Países do Golfo, historicamente alinhados a Washington, passam a questionar a confiabilidade dessa proteção. Ao mesmo tempo, veem seus mercados sendo disputados pelo próprio gás e petróleo norte-americanos. Trata-se de uma contradição estratégica: os Estados Unidos buscam liderança energética global enquanto fragilizam a base política que sustentava sua influência na região.

O terceiro elemento é econômico e talvez o mais transformador. A elevação do preço do petróleo para patamares elevados e voláteis altera profundamente a lógica de investimento global. Projetos que antes eram marginais passam a ser viáveis.
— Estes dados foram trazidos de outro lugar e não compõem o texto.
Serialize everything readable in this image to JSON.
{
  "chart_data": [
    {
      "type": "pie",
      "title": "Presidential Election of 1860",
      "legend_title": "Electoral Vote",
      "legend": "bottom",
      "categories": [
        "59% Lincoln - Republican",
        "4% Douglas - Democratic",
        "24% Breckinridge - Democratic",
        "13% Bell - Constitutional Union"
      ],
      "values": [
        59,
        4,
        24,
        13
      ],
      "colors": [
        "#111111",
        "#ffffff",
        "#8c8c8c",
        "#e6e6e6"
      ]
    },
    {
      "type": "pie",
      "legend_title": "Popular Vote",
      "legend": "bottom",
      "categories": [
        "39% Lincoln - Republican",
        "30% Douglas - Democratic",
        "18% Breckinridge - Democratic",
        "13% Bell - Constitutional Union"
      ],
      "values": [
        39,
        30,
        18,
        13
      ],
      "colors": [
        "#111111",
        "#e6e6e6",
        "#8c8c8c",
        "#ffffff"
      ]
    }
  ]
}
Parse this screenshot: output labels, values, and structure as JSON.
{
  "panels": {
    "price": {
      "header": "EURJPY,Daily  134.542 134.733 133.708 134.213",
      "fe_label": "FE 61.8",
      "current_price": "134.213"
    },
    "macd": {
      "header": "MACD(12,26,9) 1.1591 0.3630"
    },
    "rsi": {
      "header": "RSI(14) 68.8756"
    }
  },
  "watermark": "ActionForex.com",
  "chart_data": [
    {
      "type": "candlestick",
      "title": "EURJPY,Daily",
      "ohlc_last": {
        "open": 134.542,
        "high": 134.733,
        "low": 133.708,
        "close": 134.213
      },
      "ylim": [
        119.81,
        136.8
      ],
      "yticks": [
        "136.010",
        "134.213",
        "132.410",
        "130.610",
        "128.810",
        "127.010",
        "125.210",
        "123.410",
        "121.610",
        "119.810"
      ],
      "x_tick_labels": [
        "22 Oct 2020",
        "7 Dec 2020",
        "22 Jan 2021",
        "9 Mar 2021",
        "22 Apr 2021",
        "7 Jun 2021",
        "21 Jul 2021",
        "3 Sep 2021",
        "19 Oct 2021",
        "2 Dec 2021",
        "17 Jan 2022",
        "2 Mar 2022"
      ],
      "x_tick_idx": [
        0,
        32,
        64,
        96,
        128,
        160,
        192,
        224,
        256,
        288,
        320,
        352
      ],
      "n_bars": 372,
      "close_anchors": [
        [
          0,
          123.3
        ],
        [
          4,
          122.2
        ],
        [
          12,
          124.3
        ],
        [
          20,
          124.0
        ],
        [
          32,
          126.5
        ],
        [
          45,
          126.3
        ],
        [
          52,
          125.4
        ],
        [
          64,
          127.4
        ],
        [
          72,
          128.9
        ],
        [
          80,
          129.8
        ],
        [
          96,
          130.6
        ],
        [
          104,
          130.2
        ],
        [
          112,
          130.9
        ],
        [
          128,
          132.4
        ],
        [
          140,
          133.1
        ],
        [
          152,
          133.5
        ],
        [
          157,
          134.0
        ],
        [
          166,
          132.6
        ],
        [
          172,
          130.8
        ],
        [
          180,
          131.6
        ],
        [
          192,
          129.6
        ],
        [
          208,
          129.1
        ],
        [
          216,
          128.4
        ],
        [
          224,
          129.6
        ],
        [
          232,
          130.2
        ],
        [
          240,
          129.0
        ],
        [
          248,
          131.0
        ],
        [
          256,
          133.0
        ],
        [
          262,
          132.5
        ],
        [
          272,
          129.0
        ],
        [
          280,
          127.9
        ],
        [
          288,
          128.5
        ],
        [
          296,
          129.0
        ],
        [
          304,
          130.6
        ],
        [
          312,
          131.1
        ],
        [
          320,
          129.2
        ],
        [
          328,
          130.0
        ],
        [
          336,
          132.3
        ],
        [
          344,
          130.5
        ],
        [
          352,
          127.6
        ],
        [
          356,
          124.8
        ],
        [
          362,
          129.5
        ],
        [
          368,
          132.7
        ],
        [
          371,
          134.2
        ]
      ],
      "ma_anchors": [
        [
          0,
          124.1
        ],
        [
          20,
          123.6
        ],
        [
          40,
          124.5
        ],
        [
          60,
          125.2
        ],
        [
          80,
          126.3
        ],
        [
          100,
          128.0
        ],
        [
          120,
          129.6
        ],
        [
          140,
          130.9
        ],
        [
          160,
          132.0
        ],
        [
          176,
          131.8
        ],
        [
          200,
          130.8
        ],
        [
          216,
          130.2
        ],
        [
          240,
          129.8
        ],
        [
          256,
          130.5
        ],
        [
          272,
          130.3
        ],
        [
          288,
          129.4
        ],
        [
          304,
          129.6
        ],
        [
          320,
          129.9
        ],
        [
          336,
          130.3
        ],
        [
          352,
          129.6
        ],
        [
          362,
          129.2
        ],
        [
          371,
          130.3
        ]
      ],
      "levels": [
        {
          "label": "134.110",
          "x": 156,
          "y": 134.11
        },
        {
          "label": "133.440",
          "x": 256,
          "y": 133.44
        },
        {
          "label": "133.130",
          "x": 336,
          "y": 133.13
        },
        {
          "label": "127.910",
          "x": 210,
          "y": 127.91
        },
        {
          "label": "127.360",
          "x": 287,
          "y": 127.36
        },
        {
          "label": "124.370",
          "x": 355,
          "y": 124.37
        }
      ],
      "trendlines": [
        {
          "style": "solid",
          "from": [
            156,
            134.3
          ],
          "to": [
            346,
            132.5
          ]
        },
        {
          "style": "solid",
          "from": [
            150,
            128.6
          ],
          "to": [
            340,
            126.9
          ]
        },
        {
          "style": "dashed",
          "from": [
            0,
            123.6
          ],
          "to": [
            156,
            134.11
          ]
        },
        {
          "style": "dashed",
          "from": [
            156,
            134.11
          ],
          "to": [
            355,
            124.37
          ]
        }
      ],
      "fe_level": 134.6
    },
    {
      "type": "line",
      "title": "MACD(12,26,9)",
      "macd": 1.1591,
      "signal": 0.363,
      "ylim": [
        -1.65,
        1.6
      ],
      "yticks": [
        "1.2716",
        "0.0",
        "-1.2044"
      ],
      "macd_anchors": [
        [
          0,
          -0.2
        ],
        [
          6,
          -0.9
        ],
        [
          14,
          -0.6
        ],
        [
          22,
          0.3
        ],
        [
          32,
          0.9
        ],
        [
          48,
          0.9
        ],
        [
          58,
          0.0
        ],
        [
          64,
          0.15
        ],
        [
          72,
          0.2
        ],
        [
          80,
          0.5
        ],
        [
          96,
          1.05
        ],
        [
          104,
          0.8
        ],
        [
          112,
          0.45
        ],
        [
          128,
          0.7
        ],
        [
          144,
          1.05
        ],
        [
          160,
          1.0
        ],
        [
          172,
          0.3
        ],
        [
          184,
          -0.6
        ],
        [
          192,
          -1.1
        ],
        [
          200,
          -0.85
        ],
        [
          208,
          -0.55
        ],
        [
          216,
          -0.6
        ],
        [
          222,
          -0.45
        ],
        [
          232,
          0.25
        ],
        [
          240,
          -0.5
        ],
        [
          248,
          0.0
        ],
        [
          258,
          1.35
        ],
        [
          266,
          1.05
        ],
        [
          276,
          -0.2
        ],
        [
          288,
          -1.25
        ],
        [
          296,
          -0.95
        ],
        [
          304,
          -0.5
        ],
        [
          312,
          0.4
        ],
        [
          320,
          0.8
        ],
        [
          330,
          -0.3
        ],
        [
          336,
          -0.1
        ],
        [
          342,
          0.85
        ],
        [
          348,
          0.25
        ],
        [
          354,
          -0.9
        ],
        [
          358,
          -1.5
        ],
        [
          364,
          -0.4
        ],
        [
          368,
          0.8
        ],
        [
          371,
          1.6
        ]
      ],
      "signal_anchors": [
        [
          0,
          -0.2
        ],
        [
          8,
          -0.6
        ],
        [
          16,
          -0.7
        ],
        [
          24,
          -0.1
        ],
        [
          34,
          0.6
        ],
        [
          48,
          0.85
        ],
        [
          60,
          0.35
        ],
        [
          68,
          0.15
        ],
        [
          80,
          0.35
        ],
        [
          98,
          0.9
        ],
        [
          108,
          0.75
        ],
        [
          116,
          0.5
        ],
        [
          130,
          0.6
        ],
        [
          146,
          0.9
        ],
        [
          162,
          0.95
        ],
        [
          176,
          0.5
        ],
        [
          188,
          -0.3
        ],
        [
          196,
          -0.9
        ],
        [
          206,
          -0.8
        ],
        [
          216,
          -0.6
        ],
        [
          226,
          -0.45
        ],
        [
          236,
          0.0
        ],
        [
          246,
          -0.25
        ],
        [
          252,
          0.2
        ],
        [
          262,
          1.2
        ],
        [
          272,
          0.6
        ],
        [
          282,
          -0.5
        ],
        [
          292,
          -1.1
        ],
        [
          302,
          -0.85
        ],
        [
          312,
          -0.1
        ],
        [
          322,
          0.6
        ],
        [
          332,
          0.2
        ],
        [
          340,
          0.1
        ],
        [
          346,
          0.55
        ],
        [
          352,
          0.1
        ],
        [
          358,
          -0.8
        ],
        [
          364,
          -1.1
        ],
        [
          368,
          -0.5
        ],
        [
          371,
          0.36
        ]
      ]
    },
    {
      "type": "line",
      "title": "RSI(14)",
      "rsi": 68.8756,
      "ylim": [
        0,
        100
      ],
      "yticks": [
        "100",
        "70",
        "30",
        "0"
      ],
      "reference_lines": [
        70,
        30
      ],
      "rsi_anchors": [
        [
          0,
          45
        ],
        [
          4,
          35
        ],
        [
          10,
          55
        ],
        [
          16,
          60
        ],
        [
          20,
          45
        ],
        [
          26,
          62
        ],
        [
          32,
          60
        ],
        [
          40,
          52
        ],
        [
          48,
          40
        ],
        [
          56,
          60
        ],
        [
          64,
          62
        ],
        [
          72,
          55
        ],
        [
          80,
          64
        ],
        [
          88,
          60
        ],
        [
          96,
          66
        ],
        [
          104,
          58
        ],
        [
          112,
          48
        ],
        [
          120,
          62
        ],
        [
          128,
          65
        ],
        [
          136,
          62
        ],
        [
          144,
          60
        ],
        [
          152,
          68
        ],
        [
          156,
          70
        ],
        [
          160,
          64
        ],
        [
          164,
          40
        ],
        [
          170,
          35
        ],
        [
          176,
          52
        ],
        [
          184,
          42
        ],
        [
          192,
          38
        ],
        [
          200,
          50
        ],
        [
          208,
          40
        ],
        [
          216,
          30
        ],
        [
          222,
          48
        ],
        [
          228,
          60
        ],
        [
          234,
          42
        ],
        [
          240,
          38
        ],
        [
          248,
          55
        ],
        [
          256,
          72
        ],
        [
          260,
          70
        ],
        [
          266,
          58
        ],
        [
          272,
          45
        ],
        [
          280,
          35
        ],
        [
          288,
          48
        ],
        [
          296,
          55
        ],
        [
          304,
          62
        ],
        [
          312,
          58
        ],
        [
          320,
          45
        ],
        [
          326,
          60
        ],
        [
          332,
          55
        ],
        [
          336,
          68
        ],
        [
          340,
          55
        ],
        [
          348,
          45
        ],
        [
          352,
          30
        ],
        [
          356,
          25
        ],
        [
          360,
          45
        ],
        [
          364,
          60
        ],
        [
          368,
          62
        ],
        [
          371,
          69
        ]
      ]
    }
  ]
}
Energias renováveis, sistemas de armazenamento, eletrificação de frotas e hidrogênio verde ganham competitividade relativa de forma acelerada.

O consumidor final também reage. Em um contexto em que veículos elétricos já avançavam por razões tecnológicas e ambientais, o choque de preços dos combustíveis fósseis adiciona um incentivo econômico direto à transição. Cada crise do petróleo, historicamente, acelera mudanças estruturais. Desta vez, o ponto de partida tecnológico é muito mais avançado.

Há ainda um quarto efeito, menos visível, mas igualmente relevante: o impacto sobre a ordem financeira internacional. A volatilidade do petróleo e o uso recorrente de sanções e instrumentos financeiros como armas geopolíticas vêm incentivando movimentos de diversificação monetária. Países produtores e consumidores passam a buscar alternativas ao dólar em suas transações energéticas, enfraquecendo gradualmente o sistema de petrodolarização que sustentou a hegemonia americana nas últimas décadas.

Por fim, há um conjunto de consequências não intencionais que merecem destaque. A tentativa de fortalecimento da indústria fóssil norte-americana pode resultar, paradoxalmente, na aceleração de sua substituição. O aumento do preço da energia pressiona economias importadoras, reduz crescimento global e gera instabilidade política – inclusive nos próprios Estados Unidos. E a fragmentação das cadeias energéticas pode levar a um mundo mais regionalizado, menos eficiente e mais propenso a conflitos.

Em síntese, o que se desenha não é apenas uma crise de preços. É uma reconfiguração profunda do sistema energético global. A guerra no Irã pode vir a ser lembrada como o momento em que a Era do Petróleo deixou de ser um eixo de estabilidade e passou a ser um fator de risco – acelerando, de forma decisiva, a transição para um novo paradigma energético.

Jean Paul Prates é Mestre em Política Energética e Gestão Ambiental pela Universidade da Pensilvânia e Mestre em Economia da Energia pela IFP School (Paris). Foi presidente da Petrobrás (2023–2024) e Senador da República (2019–2023).